Педро Маленький рассмеялся:
– Когда я уже в возраст вошел, но все еще с ребятишками по улицам бегал, меня тоже обезьяною звали… – И, распахнув куртку, Педро Маленький показал грудь, всю поросшую густыми курчавыми волосами. – Что я, волоса от шерсти не могу отличить? Смешно даже, сеньор эскривано!
– Но ведь издали, издали ты видел этого собакоголового! – поддержал сеньора эскривано метр Анго. – Может, не разглядел их как следует?
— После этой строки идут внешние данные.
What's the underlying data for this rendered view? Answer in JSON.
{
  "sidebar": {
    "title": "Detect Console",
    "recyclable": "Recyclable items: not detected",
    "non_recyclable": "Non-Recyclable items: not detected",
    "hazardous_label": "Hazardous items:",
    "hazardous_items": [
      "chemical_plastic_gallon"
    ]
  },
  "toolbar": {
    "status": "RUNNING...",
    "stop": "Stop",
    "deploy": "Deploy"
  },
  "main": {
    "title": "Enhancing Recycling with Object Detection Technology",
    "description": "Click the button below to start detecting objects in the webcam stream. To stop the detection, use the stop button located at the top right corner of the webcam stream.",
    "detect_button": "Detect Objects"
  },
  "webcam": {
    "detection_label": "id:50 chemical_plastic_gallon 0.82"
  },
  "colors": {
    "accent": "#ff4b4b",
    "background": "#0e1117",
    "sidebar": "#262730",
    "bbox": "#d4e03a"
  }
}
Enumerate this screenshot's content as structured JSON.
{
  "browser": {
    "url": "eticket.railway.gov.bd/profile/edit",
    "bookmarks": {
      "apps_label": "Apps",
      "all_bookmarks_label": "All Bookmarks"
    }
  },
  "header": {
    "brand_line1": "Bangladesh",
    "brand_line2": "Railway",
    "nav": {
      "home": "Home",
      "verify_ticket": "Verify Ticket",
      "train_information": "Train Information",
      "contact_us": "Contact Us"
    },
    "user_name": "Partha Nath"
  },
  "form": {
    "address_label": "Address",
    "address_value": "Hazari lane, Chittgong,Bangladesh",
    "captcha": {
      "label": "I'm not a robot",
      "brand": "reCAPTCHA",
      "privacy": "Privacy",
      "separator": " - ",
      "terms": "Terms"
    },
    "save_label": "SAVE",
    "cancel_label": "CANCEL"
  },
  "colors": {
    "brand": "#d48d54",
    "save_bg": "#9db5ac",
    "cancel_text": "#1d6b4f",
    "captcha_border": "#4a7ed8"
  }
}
– Может, я не очень понял их, когда они про собачьи головы толковали… А у дерева сидит, смотрю, ну, вроде человек, только весь волосами зарос. Голова, сзади посмотреть, как у женщины: волоса такие, что еще бы немного – и косы можно заплетать! А в морду ему я не смотрел. Если он такие камни шагов за сорок бросает, он и веревку может порвать! Сидит он тут, потому что ему сюда еду приносят… А я вдруг чем-нибудь не понравлюсь ему… Вот я и говорю ганзейскому капитану: «Поворачивай назад!» А он мне Библию в нос тычет, мол, там черным по белому сказано, что обратно отсюда, мол, не уедешь. Царю Соломону, мол, приходилось год дожидаться, пока эти ихние африканские ветры назад подуют… Вот и заплывали, мол, евреи с этими финикийцами уже с другой стороны Африки, когда назад возвращались… Три года у них, мол, на это дело уходило… А я говорю капитану: «Паруса у тебя в порядке, матросов у тебя полно, ребята все бравые, я тоже не рохля какая-нибудь… Паруса косо поставим и через это место прошмыгнем!»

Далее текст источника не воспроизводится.